SeaTunnel is an easy-to-use ultra-high-performance distributed data integration platform that supports real-time synchronization of massive data, which can stably and efficiently synchronize tens of billions of data every day, and has been used by nearly 100 companies in production.
Introduction to SeaTunnel
SeaTunnel does its best to solve the problems you may encounter when syncing massive amounts of data:
Data loss and duplication
Task piling up and delays
Low throughput
It takes a long time to apply to the production environment
Lack of application health monitoring
SeaTunnel use cases
Massive data synchronization
Massive data integration
ETL for massive amounts of data
Massive data aggregation
Multi-source data processing
Features of SeaTunnel
Easy to use, flexible configuration, no development required
Real-time streaming
Offline multi-source data analysis
High-performance, massive data processing capabilities
Modular and plug-in, easy to expand
SQL can be used for data processing and aggregation
Spark Structured Streaming is supported
Spark 2.x is supported
Environmental dependencies
Java runtime environment, Java > = 8
If you want to run seatunnel in a clustered environment, you’ll need one of the following Spark cluster environments:
Spark on Yarn
Spark Standalone
If you have a small amount of data or just do functional verification, you can also start it in local mode without the need for a cluster environment, SeaTunnel supports stand-alone operation.
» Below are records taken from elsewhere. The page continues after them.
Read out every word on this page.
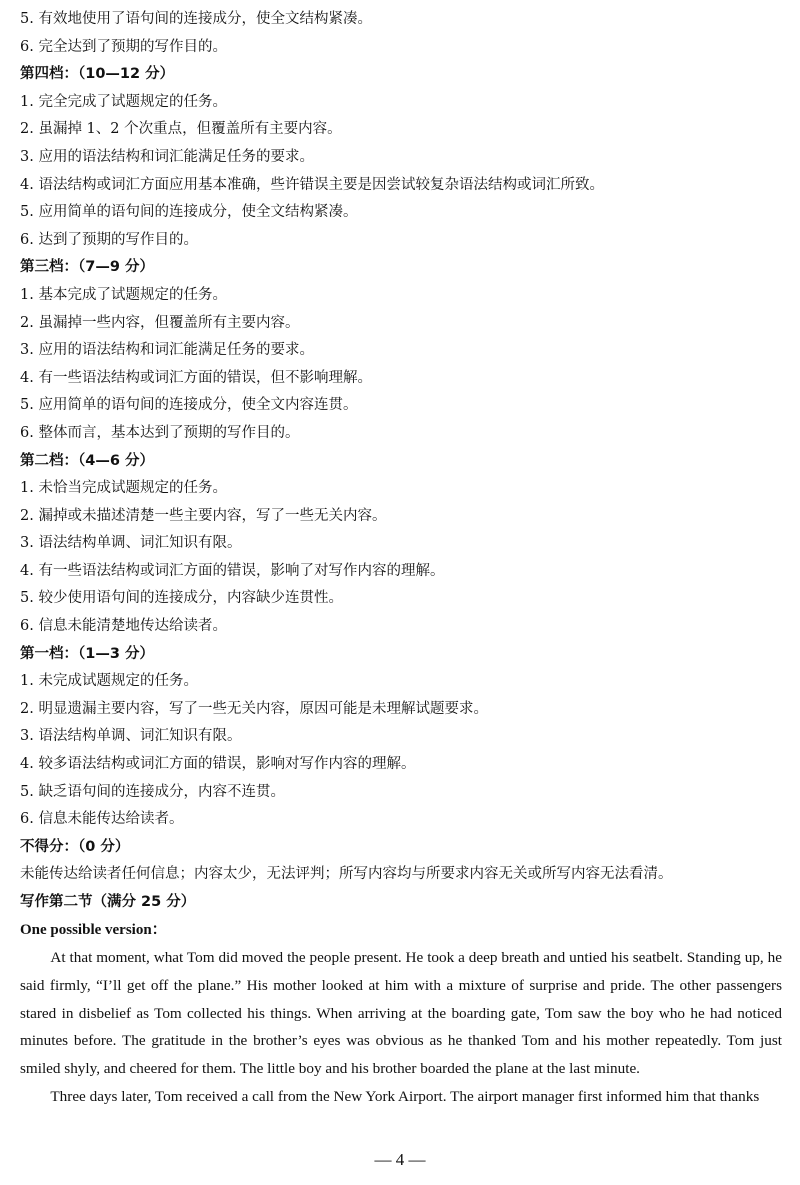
5. 有效地使用了语句间的连接成分，使全文结构紧凑。
6. 完全达到了预期的写作目的。
第四档：（10—12 分）
1. 完全完成了试题规定的任务。
2. 虽漏掉 1、2 个次重点，但覆盖所有主要内容。
3. 应用的语法结构和词汇能满足任务的要求。
4. 语法结构或词汇方面应用基本准确，些许错误主要是因尝试较复杂语法结构或词汇所致。
5. 应用简单的语句间的连接成分，使全文结构紧凑。
6. 达到了预期的写作目的。
第三档：（7—9 分）
1. 基本完成了试题规定的任务。
2. 虽漏掉一些内容，但覆盖所有主要内容。
3. 应用的语法结构和词汇能满足任务的要求。
4. 有一些语法结构或词汇方面的错误，但不影响理解。
5. 应用简单的语句间的连接成分，使全文内容连贯。
6. 整体而言，基本达到了预期的写作目的。
第二档：（4—6 分）
1. 未恰当完成试题规定的任务。
2. 漏掉或未描述清楚一些主要内容，写了一些无关内容。
3. 语法结构单调、词汇知识有限。
4. 有一些语法结构或词汇方面的错误，影响了对写作内容的理解。
5. 较少使用语句间的连接成分，内容缺少连贯性。
6. 信息未能清楚地传达给读者。
第一档：（1—3 分）
1. 未完成试题规定的任务。
2. 明显遗漏主要内容，写了一些无关内容，原因可能是未理解试题要求。
3. 语法结构单调、词汇知识有限。
4. 较多语法结构或词汇方面的错误，影响对写作内容的理解。
5. 缺乏语句间的连接成分，内容不连贯。
6. 信息未能传达给读者。
不得分：（0 分）
未能传达给读者任何信息；内容太少，无法评判；所写内容均与所要求内容无关或所写内容无法看清。
写作第二节（满分 25 分）
One possible version：

At that moment, what Tom did moved the people present. He took a deep breath and untied his seatbelt. Standing up, he said firmly, “I’ll get off the plane.” His mother looked at him with a mixture of surprise and pride. The other passengers stared in disbelief as Tom collected his things. When arriving at the boarding gate, Tom saw the boy who he had noticed minutes before. The gratitude in the brother’s eyes was obvious as he thanked Tom and his mother repeatedly. Tom just smiled shyly, and cheered for them. The little boy and his brother boarded the plane at the last minute.

Three days later, Tom received a call from the New York Airport. The airport manager first informed him that thanks

— 4 —
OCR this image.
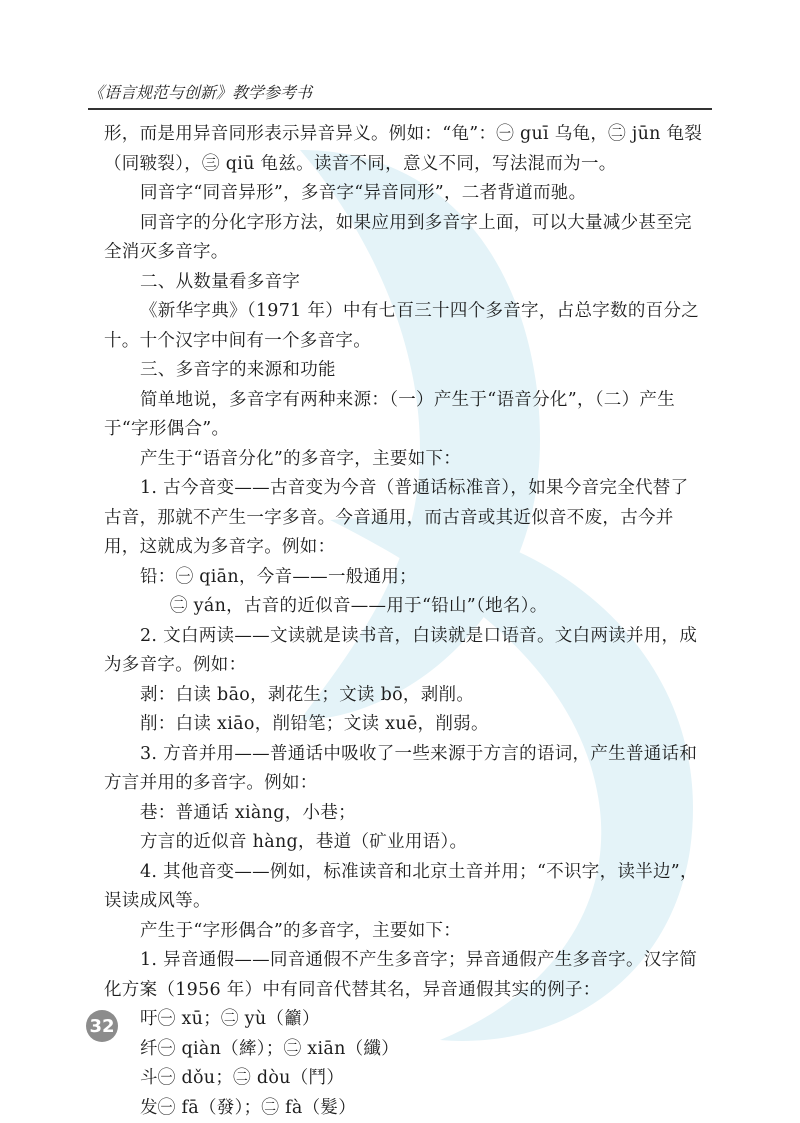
《语言规范与创新》教学参考书

形，而是用异音同形表示异音异义。例如：“龟”：㊀ guī 乌龟，㊁ jūn 龟裂（同皲裂），㊂ qiū 龟兹。读音不同，意义不同，写法混而为一。

同音字“同音异形”，多音字“异音同形”，二者背道而驰。

同音字的分化字形方法，如果应用到多音字上面，可以大量减少甚至完全消灭多音字。

二、从数量看多音字

《新华字典》（1971 年）中有七百三十四个多音字，占总字数的百分之十。十个汉字中间有一个多音字。

三、多音字的来源和功能

简单地说，多音字有两种来源：（一）产生于“语音分化”，（二）产生于“字形偶合”。

产生于“语音分化”的多音字，主要如下：

1. 古今音变——古音变为今音（普通话标准音），如果今音完全代替了古音，那就不产生一字多音。今音通用，而古音或其近似音不废，古今并用，这就成为多音字。例如：

铅：㊀ qiān，今音——一般通用；

㊁ yán，古音的近似音——用于“铅山”（地名）。

2. 文白两读——文读就是读书音，白读就是口语音。文白两读并用，成为多音字。例如：

剥：白读 bāo，剥花生；文读 bō，剥削。

削：白读 xiāo，削铅笔；文读 xuē，削弱。

3. 方音并用——普通话中吸收了一些来源于方言的语词，产生普通话和方言并用的多音字。例如：

巷：普通话 xiàng，小巷；

方言的近似音 hàng，巷道（矿业用语）。

4. 其他音变——例如，标准读音和北京土音并用；“不识字，读半边”，误读成风等。

产生于“字形偶合”的多音字，主要如下：

1. 异音通假——同音通假不产生多音字；异音通假产生多音字。汉字简化方案（1956 年）中有同音代替其名，异音通假其实的例子：

吁㊀ xū；㊁ yù（籲）

纤㊀ qiàn（縴）；㊁ xiān（纖）

斗㊀ dǒu；㊁ dòu（鬥）

发㊀ fā（發）；㊁ fà（髮）

32
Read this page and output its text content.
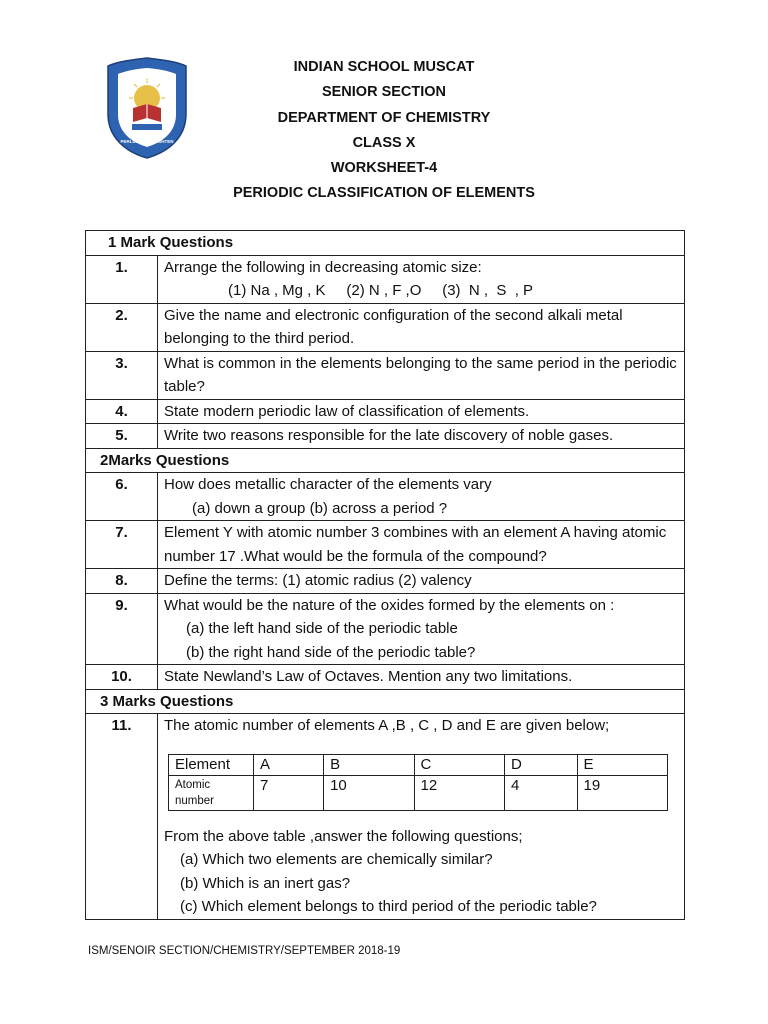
INDIAN SCHOOL MUSCAT
PERLUS TO ENLIGHTEN
INDIAN SCHOOL MUSCAT
SENIOR SECTION
DEPARTMENT OF CHEMISTRY
CLASS X
WORKSHEET-4
PERIODIC CLASSIFICATION OF ELEMENTS
1 Mark Questions
1.	Arrange the following in decreasing atomic size:
(1) Na , Mg , K     (2) N , F ,O     (3)  N ,  S  , P

2.	Give the name and electronic configuration of the second alkali metal belonging to the third period.
3.	What is common in the elements belonging to the same period in the periodic table?
4.	State modern periodic law of classification of elements.
5.	Write two reasons responsible for the late discovery of noble gases.
2Marks Questions
6.	How does metallic character of the elements vary
(a) down a group (b) across a period ?

7.	Element Y with atomic number 3 combines with an element A having atomic number 17 .What would be the formula of the compound?
8.	Define the terms: (1) atomic radius (2) valency
9.	What would be the nature of the oxides formed by the elements on :
(a) the left hand side of the periodic table
(b) the right hand side of the periodic table?

10.	State Newland’s Law of Octaves. Mention any two limitations.
3 Marks Questions
11.	The atomic number of elements A ,B , C , D and E are given below;
Element	A	B	C	D	E
Atomic number	7	10	12	4	19
From the above table ,answer the following questions;
(a) Which two elements are chemically similar?
(b) Which is an inert gas?
(c) Which element belongs to third period of the periodic table?
ISM/SENOIR SECTION/CHEMISTRY/SEPTEMBER 2018-19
Note: seatunnel 2.0 runs on Spark and Flink
Production use cases
Data Platform of the Value-added Business Department A Weibo business has hundreds of real-time stream computing tasks that use the internal customized version of SeaTunnel, and its sub-project Guardian does task monitoring of seatunnel On Yarn.
Sina
Big Data O&M Analysis Platform Sina O&M Data Analysis Platform uses SeaTunnel to perform real-time and offline analysis of O&M big data for Sina News, CDN and other services, and writes it to Clickhouse.
Sogou
Sogou Singularity System Sogou Singularity System uses SeaTunnel as an ETL tool to help establish a real-time data warehouse system.
Get started quickly
1.seatunnel relies on JDK1.8 runtime environment.
2. seatunnel depends on Spark, you need to prepare Spark before installing seatunnel. Please download Spark first, and select >= 2.x.x for the Spark version. After downloading and decompressing, you do not need to configure any configuration to submit the Spark deploy-mode = local task. If you want the task to run on a standalone cluster or a Yarn or Mesos cluster, please refer to the Spark configuration documentation.
3. Download the seatunnel installation package and unzip it, here is the community version as an example:
wget https://github.com/InterestingLab/seatunnel/releases/download/v<version>/seatunnel-<version>.zip -O seatunnel-<version>.zip
unzip seatunnel-<version>.zip
ln -s seatunnel-<version> seatunnel
Deploy and run
Run Seatunnel locally in local mode
./bin/start-seatunnel.sh –master local[4] –deploy-mode client –config ./config/application.conf
Run seatunnel on a Spark Standalone cluster
# client mode
./bin/start-seatunnel.sh –master spark://207.184.161.138:7077 –deploy-mode client –config ./config/application.conf
# cluster mode
./bin/start-seatunnel.sh –master spark://207.184.161.138:7077 –deploy-mode cluster –config ./config/application.conf
Run seatunnel on the Yarn cluster
# client mode
./bin/start-seatunnel.sh –master yarn –deploy-mode client –config ./config/application.conf
# cluster mode
./bin/start-seatunnel.sh –master yarn –deploy-mode cluster –config ./config/application.conf
Run seatunnel on Mesos
# cluster mode
./bin/start-seatunnel.sh –master mesos://207.184.161.138:7077 –deploy-mode cluster –config ./config/application.conf
If you want to specify the size of resources occupied by the seatunnel runtime, or other Spark parameters, you can specify the configuration file specified in –config:
spark {
spark.executor.instances = 2
spark.executor.cores = 1
spark.executor.memory = “1g”
…
}